Finkelstein kreiert den Begriff Holocaust-Industrie für all
jene jüdischen Organisationen und Personen, die nach seiner
Einschätzung die Shoa ausbeuten.
Diese Wortschöpfung halte ich für problematisch. Man hat schon immer
von Shoa-Business gesprochen, aber das Wort Industrie
geht einen entscheidenden Schritt weiter. Um es einmal böse zu
formulieren: Es spielt an auf die Nazi-Zeit, in der es eine
Vernichtungsindustrie gegeben hat. Das geht über das Erträgliche
hinaus. Hinzu kommt, dass Finkelstein offenbar tatsächlich in den
Kategorien einer Verschwörung denkt. Er stellt zum Beispiel einen
Zusammenhang her zwischen dem Nahostkrieg 1967 und dem Entstehen einer so
genannten Holocaust-Industrie. Das halte ich für aberwitzig. Auch sein
Umgang mit dem Thema Zwangsarbeiter-Verhandlungen zeigt, dass er manchmal die
Wirklichkeit verzerrt. Andererseits - und das macht die Provokation ja aus -
ist ein Kern Wahrheit vorhanden.
Worin liegt dieser Kern?
In den letzten Jahren ist die Shoa - vor allem in den USA - tatsächlich
identitätsstiftend geworden. Nehmen sie all diese Einrichtungen von
Holocaust Studies und Holocaust-Lehrstühlen, das sind
eigenartige Einrichtungen. In Deutschland gibt es das nicht.
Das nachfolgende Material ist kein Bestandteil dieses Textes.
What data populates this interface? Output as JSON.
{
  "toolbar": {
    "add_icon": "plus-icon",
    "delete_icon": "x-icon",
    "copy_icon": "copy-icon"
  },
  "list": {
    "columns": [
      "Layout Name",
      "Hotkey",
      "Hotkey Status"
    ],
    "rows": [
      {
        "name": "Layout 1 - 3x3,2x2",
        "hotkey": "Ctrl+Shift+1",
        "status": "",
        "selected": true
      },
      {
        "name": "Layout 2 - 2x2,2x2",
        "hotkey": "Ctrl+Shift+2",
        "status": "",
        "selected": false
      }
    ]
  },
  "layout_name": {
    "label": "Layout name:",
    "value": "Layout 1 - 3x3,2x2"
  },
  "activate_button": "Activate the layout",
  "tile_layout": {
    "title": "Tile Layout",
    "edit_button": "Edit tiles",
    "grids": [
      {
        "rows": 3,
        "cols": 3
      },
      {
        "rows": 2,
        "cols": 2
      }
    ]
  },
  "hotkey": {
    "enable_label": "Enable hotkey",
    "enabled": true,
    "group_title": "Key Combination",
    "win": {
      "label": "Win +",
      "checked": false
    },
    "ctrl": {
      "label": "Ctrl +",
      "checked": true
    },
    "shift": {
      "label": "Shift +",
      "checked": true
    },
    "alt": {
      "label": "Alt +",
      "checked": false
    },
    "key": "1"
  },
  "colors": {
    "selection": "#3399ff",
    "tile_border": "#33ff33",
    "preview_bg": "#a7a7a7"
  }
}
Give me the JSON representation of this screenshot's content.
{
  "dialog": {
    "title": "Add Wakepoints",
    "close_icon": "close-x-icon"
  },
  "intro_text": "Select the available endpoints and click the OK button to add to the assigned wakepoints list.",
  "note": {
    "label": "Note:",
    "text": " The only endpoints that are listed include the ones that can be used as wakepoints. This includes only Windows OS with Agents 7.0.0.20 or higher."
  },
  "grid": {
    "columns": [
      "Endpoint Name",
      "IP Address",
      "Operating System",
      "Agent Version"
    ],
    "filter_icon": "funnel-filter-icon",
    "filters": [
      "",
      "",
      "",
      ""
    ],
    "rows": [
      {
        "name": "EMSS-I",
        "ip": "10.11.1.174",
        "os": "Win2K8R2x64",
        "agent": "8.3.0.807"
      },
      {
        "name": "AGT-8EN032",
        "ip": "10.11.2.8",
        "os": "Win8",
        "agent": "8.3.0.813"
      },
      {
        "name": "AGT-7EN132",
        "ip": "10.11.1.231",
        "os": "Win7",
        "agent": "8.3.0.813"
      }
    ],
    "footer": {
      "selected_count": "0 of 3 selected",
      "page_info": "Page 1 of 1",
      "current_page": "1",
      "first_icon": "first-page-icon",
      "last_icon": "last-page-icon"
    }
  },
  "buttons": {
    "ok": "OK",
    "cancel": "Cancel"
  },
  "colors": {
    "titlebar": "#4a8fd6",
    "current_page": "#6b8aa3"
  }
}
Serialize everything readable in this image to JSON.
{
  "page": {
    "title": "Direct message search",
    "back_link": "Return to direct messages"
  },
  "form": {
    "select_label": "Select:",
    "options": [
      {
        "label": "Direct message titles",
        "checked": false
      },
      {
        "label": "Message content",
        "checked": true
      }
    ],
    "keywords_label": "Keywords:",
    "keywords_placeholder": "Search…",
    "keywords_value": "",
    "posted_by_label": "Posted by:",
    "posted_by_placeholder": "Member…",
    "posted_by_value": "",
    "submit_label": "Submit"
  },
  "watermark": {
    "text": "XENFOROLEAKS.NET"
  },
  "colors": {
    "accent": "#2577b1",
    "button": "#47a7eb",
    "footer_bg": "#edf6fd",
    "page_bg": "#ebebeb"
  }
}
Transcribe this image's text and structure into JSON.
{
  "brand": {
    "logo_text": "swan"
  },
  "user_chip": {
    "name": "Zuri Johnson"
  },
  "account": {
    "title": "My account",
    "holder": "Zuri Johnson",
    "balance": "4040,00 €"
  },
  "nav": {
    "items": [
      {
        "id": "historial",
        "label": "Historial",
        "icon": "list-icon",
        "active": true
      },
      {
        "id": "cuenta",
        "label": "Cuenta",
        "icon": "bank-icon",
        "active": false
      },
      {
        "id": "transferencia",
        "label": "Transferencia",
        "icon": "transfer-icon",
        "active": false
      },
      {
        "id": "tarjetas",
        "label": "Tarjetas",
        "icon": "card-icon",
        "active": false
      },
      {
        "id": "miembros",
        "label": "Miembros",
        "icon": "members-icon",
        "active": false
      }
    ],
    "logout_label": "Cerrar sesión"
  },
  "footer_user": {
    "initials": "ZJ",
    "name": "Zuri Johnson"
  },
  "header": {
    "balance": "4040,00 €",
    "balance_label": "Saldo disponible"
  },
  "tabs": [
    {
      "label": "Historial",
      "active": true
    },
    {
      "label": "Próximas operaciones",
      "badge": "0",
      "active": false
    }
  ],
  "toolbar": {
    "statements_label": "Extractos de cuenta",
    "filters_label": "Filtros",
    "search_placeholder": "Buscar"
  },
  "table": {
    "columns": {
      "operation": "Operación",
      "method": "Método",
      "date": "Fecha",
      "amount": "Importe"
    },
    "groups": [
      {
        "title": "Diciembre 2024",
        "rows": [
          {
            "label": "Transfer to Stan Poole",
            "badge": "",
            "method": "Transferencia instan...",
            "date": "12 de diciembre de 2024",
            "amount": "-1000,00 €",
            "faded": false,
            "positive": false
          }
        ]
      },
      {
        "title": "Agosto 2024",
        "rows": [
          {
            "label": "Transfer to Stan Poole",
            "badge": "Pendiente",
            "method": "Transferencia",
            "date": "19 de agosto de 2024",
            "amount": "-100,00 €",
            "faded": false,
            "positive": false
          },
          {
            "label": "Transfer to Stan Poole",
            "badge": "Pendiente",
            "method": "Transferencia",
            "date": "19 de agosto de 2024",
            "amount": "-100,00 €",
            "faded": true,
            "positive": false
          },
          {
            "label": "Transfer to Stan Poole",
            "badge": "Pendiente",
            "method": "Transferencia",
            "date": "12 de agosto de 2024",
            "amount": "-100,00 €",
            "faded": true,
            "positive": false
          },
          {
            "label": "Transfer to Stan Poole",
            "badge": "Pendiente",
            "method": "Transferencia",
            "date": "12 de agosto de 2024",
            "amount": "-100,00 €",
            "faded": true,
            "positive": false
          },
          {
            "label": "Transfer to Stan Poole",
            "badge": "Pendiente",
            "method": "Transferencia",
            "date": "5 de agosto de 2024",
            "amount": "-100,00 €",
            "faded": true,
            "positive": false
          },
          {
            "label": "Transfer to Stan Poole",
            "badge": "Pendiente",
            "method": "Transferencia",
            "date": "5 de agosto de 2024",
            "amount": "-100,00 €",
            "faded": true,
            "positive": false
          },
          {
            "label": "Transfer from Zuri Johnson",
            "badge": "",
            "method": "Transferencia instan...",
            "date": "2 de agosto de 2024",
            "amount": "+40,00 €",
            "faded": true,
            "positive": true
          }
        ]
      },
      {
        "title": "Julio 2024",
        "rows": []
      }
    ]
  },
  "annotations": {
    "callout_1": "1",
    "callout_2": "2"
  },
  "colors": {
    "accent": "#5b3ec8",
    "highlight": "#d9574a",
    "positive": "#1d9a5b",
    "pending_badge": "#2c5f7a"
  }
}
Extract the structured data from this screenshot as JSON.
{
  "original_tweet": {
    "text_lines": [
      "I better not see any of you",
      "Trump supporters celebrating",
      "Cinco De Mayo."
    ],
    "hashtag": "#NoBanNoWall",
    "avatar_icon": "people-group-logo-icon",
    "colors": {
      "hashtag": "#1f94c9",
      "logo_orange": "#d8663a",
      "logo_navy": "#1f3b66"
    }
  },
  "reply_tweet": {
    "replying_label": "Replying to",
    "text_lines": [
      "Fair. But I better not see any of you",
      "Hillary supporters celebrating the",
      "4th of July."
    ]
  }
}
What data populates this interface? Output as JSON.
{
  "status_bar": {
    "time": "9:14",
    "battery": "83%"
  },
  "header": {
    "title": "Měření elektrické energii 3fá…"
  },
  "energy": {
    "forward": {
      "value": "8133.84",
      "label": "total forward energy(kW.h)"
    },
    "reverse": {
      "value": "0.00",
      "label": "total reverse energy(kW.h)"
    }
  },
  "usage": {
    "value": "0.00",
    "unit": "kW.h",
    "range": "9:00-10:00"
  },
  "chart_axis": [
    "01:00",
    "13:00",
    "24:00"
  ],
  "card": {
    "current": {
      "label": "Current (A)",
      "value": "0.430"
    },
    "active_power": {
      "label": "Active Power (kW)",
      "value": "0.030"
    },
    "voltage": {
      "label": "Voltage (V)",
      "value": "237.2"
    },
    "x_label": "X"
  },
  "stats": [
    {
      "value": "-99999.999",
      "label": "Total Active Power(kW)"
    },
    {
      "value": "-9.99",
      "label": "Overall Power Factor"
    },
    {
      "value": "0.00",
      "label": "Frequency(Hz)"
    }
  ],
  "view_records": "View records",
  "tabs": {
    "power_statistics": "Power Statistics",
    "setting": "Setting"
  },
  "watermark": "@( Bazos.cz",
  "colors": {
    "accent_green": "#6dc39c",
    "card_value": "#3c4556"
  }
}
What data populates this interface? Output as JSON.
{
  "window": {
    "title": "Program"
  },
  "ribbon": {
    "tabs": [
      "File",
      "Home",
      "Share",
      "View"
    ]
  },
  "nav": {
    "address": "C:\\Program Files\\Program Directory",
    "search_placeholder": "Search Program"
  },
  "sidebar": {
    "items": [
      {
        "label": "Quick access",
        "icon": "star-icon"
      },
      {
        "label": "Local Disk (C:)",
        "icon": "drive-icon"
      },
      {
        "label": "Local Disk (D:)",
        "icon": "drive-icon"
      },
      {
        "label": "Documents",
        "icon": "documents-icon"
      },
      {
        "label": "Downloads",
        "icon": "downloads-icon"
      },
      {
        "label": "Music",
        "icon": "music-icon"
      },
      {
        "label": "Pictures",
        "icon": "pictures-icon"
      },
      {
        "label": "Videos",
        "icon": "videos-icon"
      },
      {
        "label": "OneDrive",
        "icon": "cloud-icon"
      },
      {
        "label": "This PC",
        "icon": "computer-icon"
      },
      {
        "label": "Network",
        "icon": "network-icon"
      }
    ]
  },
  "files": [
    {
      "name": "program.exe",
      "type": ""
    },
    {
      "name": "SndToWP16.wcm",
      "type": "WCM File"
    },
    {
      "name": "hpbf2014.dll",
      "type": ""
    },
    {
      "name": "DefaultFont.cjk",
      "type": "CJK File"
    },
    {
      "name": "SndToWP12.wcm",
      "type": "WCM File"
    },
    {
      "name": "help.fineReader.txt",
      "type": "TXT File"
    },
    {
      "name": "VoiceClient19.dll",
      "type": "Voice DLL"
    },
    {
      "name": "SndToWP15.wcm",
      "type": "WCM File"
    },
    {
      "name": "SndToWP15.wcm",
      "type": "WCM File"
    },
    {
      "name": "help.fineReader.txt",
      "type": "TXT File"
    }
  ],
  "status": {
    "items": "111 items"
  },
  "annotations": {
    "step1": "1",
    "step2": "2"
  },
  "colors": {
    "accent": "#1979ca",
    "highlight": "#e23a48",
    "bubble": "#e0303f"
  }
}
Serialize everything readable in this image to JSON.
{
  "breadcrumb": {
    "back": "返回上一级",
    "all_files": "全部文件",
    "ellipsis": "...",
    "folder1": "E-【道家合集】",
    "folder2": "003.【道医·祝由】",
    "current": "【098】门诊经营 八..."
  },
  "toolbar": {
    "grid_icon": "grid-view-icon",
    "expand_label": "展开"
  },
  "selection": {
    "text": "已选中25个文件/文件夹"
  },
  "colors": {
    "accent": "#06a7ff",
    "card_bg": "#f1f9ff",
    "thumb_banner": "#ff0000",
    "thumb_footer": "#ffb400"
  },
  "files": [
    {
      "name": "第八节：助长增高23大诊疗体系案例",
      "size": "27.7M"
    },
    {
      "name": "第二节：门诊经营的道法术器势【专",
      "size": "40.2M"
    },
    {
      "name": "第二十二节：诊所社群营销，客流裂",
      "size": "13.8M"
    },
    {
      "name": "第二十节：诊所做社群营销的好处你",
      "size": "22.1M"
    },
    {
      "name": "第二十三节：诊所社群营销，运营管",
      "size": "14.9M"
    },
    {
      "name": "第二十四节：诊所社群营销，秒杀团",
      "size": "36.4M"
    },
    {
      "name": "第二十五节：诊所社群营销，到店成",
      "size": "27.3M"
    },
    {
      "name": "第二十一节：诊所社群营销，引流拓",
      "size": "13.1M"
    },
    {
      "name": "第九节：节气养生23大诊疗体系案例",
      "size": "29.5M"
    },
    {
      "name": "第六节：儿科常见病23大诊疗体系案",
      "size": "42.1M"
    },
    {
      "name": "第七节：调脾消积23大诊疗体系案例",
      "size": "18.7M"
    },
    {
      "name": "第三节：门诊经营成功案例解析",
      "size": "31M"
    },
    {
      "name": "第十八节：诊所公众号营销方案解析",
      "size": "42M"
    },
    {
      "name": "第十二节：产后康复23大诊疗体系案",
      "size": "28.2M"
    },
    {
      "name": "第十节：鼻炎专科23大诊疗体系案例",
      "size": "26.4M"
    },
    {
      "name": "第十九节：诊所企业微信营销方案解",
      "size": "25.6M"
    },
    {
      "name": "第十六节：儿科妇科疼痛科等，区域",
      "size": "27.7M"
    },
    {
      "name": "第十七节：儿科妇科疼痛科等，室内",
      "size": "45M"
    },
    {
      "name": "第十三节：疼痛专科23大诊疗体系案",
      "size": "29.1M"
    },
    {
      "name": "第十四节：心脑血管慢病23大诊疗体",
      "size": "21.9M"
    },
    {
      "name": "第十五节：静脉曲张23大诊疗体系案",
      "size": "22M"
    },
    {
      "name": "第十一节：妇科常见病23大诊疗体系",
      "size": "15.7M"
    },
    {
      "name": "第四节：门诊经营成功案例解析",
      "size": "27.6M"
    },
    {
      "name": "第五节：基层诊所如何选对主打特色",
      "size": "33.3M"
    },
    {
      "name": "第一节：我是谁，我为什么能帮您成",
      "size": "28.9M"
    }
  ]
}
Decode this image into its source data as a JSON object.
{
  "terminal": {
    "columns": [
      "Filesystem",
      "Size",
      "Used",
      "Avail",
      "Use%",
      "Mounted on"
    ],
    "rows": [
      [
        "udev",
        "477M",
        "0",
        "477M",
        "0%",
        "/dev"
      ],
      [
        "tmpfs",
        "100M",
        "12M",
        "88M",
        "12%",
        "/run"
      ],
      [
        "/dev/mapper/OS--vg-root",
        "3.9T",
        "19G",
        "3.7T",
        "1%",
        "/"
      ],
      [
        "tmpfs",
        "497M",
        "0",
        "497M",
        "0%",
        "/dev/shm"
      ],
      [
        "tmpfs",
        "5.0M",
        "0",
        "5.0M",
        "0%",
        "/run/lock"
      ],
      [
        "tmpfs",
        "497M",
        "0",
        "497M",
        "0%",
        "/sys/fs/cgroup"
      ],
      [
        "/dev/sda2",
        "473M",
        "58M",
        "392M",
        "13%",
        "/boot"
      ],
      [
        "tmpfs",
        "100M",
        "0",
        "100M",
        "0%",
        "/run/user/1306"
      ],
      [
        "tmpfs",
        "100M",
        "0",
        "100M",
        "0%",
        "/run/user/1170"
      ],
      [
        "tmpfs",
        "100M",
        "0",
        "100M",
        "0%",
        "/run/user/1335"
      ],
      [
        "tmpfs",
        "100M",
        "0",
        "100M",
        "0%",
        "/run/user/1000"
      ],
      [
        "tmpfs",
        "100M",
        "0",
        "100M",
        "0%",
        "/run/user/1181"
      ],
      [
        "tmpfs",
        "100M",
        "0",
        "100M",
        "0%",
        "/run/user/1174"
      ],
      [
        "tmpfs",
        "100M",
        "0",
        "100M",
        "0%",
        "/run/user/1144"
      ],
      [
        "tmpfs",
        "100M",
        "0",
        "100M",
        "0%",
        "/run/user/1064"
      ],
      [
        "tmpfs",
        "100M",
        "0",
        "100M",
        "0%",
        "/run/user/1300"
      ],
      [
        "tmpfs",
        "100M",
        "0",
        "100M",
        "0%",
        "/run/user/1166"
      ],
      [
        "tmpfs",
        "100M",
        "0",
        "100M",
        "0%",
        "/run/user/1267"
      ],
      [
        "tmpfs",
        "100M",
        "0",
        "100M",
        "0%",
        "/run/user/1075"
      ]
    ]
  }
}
Gibt es in Deutschland auch ein Geschäft mit dem
Holocaust?
Ja, aber hier ist es kein jüdisches, sondern ein deutsches
Identitätsproblem. Es ist das Problem der Deutschen mit ihrer Geschichte.
Wie der Historiker Dan Diner mal gesagt hat: Auschwitz stellt einen
Zivilisationsbruch dar, und es herrscht ein dumpfes Ahnen, dass auch die
nächsten Jahrzehnte damit belastet sein könnten. Man kann heute
Goethe und Schiller - um es noch einmal etwas anders zu formulieren - nicht
mehr so lesen wie vor 1933. Das ist das eigentliche Problem.
Welchen Wert kann Finkelsteins Buch für die Debatte über den
Holocaust haben?
Im Gegensatz zu Daniel Goldhagen, der mit seinem Buch Hitlers willige
Vollstrecker eine grundlegende Diskussion angestoßen hat - es ging
um die Frage, haben die Deutschen alle mitgemacht -, kann ich hier nicht
erkennen, was der Autor eigentlich bezweckt. Er will offenbar ein Tabu
aufbrechen, das gar keines mehr ist. Man weiß, dass viele Juden die
Erfahrung der Shoa als ein quasi religionsstiftendes Moment ansehen. Darauf
kann er doch nicht hinauswollen. Sein Ziel liegt, glaube ich, ganz woanders. Er
ist Politologe und hat schon einige Bücher über den Nahostkonflikt
publiziert, das scheint sein Anliegen zu sein.
Können Sie das erklären?
Er scheint der Ansicht zu sein, dass die Unterstützung der USA für
Israel herbeigezwungen worden ist durch das, was er Holocaust-Industrie
nennt.
Wie erleben Sie die deutsche Rezeption des Buches?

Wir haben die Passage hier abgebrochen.